- Born: September 9, 1965 (age 60) Kyiv
- Citizenship: Ukraine
- Known for: Honorary Consul of the State of Israel in Western Ukraine
- Website: http://il-consul.com/en/honorary-consul Honorary Consul of the State of Israel in Western Ukraine

= Oleg Vyshniakov =

Ukrainian businessman and public figure

Oleg Vyshniakov (Олег Володимирович Вишняков: Олег Владимирович Вишняков; אולג וישניאקוב; born 9 September 1965) is a Ukrainian businessman and a public figure, in office since November 2014 as the Ukrainian Honorary Consul of the State of Israel in the city of Lviv in Western Ukraine.

==Biography==
Vyshniakov was born in Kyiv in Ukraine. In 1987 he completed his degree at the Technological Institute in Kaunas, Lithuania, in the field of engineering and technology, with an expertise in managing water resources and treatment of industrial wastewater. After his studies, he worked for three years in the local legal system, and since 1991, he is engaged in private entrepreneurship. He owns a number of commercial and entertainment centers, several supermarket chains and business centers in Ukraine, Latvia, Georgia and Poland. In November 2014, Vyshniakov was appointed as the Ukrainian Honorary Consul of the State of Israel in Western Ukraine, and in May 2015, the Honorary Israeli Consulate was founded in the city of Lviv.

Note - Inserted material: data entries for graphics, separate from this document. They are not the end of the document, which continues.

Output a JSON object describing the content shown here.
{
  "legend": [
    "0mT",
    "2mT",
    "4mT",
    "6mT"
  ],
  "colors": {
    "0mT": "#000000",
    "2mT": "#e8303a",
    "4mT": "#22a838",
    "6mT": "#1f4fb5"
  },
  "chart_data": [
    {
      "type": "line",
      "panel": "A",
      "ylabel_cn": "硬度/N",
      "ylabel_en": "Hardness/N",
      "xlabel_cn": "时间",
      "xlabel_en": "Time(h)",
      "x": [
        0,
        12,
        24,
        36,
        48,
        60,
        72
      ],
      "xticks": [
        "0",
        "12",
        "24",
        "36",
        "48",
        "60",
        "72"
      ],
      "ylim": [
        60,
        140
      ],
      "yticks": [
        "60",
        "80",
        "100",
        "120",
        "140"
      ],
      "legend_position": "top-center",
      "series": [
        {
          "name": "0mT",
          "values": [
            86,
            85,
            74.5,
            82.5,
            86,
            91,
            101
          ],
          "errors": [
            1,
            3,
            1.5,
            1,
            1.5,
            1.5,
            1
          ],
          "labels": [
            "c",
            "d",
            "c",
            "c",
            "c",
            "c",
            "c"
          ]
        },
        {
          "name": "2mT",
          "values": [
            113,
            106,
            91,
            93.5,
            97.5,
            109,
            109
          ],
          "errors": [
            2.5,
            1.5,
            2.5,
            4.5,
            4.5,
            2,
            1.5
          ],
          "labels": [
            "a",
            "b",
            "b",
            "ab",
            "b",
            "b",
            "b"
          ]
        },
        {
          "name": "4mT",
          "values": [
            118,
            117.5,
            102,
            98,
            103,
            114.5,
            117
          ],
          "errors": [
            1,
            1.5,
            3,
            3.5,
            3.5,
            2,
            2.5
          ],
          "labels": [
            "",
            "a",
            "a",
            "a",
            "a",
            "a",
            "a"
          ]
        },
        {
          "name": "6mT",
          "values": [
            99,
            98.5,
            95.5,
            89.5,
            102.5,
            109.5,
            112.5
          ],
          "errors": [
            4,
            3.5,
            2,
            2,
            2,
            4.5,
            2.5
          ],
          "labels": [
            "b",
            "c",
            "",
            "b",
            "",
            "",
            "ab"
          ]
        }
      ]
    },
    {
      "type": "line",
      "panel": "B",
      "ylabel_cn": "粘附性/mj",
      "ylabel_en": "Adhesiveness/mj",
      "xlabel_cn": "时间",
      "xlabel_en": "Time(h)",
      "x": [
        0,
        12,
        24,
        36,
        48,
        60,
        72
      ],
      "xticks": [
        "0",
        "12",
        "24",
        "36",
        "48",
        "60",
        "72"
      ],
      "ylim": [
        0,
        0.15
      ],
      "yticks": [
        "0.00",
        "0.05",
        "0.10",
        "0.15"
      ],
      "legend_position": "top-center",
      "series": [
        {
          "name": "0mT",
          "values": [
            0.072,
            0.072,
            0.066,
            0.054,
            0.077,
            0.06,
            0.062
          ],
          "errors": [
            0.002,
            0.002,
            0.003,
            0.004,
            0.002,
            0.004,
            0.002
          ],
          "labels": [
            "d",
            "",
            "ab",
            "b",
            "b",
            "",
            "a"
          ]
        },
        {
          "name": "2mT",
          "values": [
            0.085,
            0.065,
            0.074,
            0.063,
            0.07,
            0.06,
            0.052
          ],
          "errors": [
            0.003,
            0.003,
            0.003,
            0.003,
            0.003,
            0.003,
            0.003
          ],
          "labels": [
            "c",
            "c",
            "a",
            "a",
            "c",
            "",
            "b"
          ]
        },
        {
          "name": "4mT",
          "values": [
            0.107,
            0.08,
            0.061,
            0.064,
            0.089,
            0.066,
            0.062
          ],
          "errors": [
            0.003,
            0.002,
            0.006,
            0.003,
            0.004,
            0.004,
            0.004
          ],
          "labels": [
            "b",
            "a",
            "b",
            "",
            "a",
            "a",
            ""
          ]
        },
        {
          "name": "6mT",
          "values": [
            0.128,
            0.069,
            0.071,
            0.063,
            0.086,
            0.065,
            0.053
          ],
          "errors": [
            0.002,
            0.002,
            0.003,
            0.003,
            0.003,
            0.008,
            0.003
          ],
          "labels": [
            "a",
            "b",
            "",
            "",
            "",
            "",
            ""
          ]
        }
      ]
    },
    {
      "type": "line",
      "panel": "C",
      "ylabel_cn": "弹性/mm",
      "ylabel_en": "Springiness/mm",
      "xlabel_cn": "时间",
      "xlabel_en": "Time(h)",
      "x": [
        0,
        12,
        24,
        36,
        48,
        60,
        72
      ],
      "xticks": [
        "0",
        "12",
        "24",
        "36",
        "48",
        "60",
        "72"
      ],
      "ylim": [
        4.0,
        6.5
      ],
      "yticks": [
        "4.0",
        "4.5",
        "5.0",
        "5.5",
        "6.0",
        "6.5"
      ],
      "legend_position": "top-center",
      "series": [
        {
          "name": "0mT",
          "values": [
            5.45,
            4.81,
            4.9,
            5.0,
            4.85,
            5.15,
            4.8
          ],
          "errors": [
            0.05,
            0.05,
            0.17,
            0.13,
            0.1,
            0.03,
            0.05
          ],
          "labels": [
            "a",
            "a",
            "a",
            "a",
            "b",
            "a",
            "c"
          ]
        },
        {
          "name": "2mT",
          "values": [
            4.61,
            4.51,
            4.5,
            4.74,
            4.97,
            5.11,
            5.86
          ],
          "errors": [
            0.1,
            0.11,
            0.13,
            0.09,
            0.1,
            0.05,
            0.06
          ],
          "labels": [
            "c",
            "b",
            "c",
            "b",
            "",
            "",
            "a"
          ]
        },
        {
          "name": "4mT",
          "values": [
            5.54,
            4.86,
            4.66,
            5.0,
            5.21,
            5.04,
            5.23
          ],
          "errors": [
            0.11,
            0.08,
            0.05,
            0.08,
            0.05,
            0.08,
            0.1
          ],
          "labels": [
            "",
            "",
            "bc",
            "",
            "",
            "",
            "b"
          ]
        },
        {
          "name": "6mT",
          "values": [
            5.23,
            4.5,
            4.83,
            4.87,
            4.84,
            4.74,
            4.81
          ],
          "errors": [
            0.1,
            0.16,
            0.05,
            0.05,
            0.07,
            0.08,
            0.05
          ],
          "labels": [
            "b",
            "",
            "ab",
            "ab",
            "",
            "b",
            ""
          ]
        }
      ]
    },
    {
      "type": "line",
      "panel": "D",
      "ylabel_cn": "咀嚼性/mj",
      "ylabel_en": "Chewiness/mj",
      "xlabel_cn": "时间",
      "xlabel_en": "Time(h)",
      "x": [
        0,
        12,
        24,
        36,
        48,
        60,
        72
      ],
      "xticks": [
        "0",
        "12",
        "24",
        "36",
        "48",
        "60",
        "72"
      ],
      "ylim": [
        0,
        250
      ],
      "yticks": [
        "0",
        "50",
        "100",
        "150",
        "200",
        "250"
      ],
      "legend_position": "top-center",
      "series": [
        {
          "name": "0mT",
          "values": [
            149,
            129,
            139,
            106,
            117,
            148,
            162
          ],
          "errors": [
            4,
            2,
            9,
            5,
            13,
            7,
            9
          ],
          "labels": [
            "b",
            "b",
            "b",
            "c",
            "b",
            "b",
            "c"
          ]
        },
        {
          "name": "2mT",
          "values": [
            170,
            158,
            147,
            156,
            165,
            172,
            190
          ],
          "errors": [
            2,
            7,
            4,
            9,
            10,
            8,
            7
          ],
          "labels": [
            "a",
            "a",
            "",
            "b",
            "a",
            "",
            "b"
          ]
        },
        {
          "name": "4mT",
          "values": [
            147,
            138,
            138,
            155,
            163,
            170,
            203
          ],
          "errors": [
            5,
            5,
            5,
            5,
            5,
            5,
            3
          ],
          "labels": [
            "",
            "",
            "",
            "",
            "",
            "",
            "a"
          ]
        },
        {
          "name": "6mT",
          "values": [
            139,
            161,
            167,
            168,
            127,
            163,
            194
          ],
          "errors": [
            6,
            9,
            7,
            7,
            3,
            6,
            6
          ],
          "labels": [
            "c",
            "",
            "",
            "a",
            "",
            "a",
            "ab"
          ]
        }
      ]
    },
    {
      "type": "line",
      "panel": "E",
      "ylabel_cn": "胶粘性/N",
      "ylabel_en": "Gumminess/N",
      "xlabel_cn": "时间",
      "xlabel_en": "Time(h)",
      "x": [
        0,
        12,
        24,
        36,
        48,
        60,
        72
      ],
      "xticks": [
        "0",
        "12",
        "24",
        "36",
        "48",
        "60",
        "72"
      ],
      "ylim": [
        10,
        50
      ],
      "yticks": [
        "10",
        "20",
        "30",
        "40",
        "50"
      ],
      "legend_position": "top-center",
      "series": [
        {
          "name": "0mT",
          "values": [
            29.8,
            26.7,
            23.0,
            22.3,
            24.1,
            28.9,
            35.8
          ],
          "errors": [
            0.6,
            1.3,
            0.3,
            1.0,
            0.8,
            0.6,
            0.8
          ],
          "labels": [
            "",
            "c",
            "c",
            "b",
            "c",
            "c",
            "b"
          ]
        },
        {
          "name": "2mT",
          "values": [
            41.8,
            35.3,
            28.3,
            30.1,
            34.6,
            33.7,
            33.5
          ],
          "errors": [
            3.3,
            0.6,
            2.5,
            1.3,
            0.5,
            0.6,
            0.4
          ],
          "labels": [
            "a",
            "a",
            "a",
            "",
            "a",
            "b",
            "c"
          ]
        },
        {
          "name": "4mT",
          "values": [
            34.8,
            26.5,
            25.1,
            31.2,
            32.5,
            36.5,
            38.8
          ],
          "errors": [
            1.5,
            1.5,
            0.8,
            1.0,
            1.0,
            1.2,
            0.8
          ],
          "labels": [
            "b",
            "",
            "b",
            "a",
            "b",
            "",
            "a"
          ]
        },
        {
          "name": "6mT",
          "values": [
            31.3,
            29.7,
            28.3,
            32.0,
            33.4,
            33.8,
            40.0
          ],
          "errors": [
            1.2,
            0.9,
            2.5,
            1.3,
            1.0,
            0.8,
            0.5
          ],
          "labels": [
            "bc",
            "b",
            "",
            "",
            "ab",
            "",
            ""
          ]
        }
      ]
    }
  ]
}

==Part of his activities as Honorary Consul of the State of Israel in Western Ukraine==
- Operating six training and enrichment programs for psychologists and care professionals, instructed by psychologists and rehabilitation experts from Israel, operating throughout the country, under the support of the Honorary Consul of the State of Israel in the city of Lviv, and in cooperation with the Embassy of Israel in Ukraine. As of August 2015, 200 Ukrainian psychologists have been trained through this program.
- Financial assistance to children in Ukraine, and helping the children of combatants who lost their lives or were wounded in combat zones. As part of this assistance, a delegation of 18 children from Lviv and its surroundings visited the rehabilitation center in Jerusalem.
- Launching direct flights between Lviv and Tel Aviv, operated by Ukraine International Airlines, with regular flights twice a week.
- Developing a special tourism program for Jews and Israelis, in cooperation with the Lviv Municipality and the District Administration, which includes visits to Jewish memorial site and architecture, operated by Hebrew speaking tourist guides.
- Appointment and establishment of an inter-ministerial committee for Ukrainian-Israeli trade and economic cooperation, as well as the establishment of an economic business forum, initiated by Vyshniakov, which shall be launched in November 2015 in Kiev. Leading developers in the fields of Industry and Trade in Ukraine and Israel will part of this program.
- Establishment of a cultural center, sponsored by the Honorary Consul of the State of Israel. The center holds exhibitions, concerts, shows, movies, meetings with public officials and Israeli culture, as well as workshops, all free of charge.
- Publishing a political science textbook, in cooperation with the Embassy of the State of Israel in Ukraine, on the basis of which there a special course is held at the University of Lviv.

==Additional public activities==
Vyshniakov leads is an active participant in the life of the Jewish communities in Lviv, and organizes support programs and humanitarian aid to the needy, in collaboration with the Jewish Ukrainian charity founded "Hesed Aryeh", the Center for Jewish Culture "Shalom Aleichem", the Movement for Progressive Judaism "Teiva" as well as the united Jewish Community in Lviv, "Golden Rose". In addition, Vyshniakov initiates various activities to strengthen the historical and cultural heritage of the Ukrainian Jews and organizes a cooperation between the Jewish Agency and the Jewish Communities in Ukraine.